Les marchés publics africains: opportunités de croissance ou cause de faillite des entreprises locales ? Par Bachir Diallo
Considérés comme l’une des sources de revenus la plus importante en raison de la consommation élevée des agents Étatiques (Ministères, Entreprises publiques à caractère administratif, institutions républicaines …), beaucoup d’entreprises locales africaines remuent ciel et terre pour bénéficier des marchés publics afin de faire croître leurs activités parfois même au prix des dessous de tables qui deviennent des charges définitives au cas où elles ne bénéficieraient pas du marché proprement dit.
Cependant, le processus des marchés publics ne se limitant pas uniquement à l’octroi du marché pour espérer rentrer en possession de sa contrepartie pécuniaire, il est nécessaire de voire quels impacts les marchés publics ont sur les entreprises locales lorsqu’ils se déroulent comme prévu ou non.

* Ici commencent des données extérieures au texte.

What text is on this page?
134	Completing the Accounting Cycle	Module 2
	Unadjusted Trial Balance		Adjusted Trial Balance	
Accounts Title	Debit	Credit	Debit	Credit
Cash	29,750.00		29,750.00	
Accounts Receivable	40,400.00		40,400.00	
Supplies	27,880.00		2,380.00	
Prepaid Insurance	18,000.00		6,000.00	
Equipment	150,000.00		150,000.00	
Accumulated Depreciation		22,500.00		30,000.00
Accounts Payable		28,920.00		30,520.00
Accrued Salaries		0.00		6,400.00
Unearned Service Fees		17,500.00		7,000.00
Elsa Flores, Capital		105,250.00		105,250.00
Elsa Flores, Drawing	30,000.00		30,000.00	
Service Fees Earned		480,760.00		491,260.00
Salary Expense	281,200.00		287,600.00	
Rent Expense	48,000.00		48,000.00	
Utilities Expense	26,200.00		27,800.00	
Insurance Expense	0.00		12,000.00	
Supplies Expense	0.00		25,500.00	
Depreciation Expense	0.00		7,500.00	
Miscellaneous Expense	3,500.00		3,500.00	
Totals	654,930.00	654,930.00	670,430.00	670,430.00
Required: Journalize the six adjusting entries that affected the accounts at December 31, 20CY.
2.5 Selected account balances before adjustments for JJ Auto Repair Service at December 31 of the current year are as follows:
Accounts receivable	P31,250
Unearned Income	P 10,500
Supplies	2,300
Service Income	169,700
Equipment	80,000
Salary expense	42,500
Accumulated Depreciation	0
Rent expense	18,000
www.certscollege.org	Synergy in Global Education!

En effet, bien que convoités par beaucoup d’entreprises, les marchés publics représentent parfois une réelle menace pour la pérennité de certaines entreprises non assises financièrement à cause de plusieurs raisons que nous pouvons énumérer :
1- 𝙇𝙚 𝙧𝙚𝙩𝙖𝙧𝙙𝙨 𝙙𝙚 𝙥𝙖𝙞𝙚𝙢𝙚𝙣𝙩 𝙙𝙚𝙨 𝙖𝙜𝙚𝙣𝙩𝙨 𝙚𝙩𝙖𝙩𝙞𝙦𝙪𝙚𝙨 𝙘𝙖𝙪𝙨𝙚𝙨 𝙥𝙖𝙧 𝙡’𝙚𝙥𝙪𝙞𝙨𝙚𝙢𝙚𝙣𝙩 𝙙𝙪 𝘽𝙪𝙙𝙜𝙚𝙩 𝙖𝙡𝙡𝙤𝙪é
Remporter un marché public est bien pour une entreprise mais c’est si elle peut rentrer en possession de son argent dès qu’elle aura exécuter ce dernier. De surcroît, il arrive souvent que certains agents étatiques n’honorent pas leurs engagements en raison de certaines contraintes. C’est le cas par exemple si le budget alloué aux agents étatiques a été totalement bouclé et qu’ils continuent toujours de faire des commandes publiques.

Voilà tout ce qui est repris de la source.